HANNOVER. Als "befremdlich und in der Sache nicht hilfreich" hat der Niedersächsische Justizminister Bernd Busemann den heutigen (11.02.2009) Vorstoß der SPD-Landesregierung von Rheinland-Pfalz zu einem eigenen, nicht mit den anderen Ländern abgestimmten Gesetzentwurf über eine Erhöhung der Entschädigung für unrechtmäßige Hafttage bezeichnet.
"Noch unter meinem Vorsitz haben sich die Bundesländer bei der Herbsttagung der Justizministerkonferenz (JuMiKo) im November 2008 in Berlin auf eine Erhöhung des Entschädigungsbetrags auf 25 Euro, also mehr als das Doppelte des derzeitigen Betrags, einvernehmlich verständigt.
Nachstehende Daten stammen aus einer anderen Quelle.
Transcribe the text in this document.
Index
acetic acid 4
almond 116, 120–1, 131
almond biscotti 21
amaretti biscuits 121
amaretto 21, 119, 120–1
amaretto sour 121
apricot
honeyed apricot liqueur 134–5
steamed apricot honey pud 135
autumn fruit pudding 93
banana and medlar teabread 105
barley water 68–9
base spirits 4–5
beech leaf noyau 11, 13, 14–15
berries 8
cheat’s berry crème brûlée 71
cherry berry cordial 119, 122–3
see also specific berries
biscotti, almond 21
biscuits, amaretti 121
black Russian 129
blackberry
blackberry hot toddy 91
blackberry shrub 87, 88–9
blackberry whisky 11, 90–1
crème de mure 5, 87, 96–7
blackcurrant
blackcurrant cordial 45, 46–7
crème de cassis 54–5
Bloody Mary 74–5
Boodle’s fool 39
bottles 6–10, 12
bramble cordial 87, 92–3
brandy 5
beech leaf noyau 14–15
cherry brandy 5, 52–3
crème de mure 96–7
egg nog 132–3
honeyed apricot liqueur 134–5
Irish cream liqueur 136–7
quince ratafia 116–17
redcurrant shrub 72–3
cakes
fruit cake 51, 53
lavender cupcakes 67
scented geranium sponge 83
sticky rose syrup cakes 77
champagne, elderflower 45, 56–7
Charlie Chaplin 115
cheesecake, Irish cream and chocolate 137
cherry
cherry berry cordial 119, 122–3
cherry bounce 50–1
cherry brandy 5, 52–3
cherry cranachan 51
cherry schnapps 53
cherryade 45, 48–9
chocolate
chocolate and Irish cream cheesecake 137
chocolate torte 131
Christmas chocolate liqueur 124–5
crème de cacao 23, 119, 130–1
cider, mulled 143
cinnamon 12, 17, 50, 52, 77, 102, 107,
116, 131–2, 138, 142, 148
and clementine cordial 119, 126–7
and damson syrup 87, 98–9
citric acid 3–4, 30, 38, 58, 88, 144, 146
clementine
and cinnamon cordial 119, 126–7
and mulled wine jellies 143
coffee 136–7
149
Auch das Bundesjustizministerium vertritt inhaltlich diese Position", sagte Busemann. Lediglich das Land Berlin habe sich nicht auf den Betrag einlassen wollen und für eine höhere Summe plädiert.
"Ich bedauere, in diesem Zusammenhang feststellen zu müssen, dass sich die SPD-Bundesjustizministerin bislang nicht in der Lage gesehen hat, die technisch vergleichsweise einfache Gesetzesänderung auf den Weg zu bringen", so Busemann. Er gehe davon aus, dass "die Länder unverändert einvernehmlich" über den Bundesrat jetzt der Bundesjustizministerin die gesetzgeberische Arbeit abnähmen. "Wir sollten weiterhin gemeinsam vorgehen", regte Busemann an. Jedenfalls sei es nicht hinnehmbar, wenn die Bundestagsfraktion der Grünen den Ländern nun den Schwarzen Peter zuschieben wolle. "Im Übrigen ist der Zeitpunkt, über die Höhe der Haftentschädigung eine erneute Diskussion zu entfachen, bereits verstrichen", so Busemann abschließend an die Adresse der Grünen.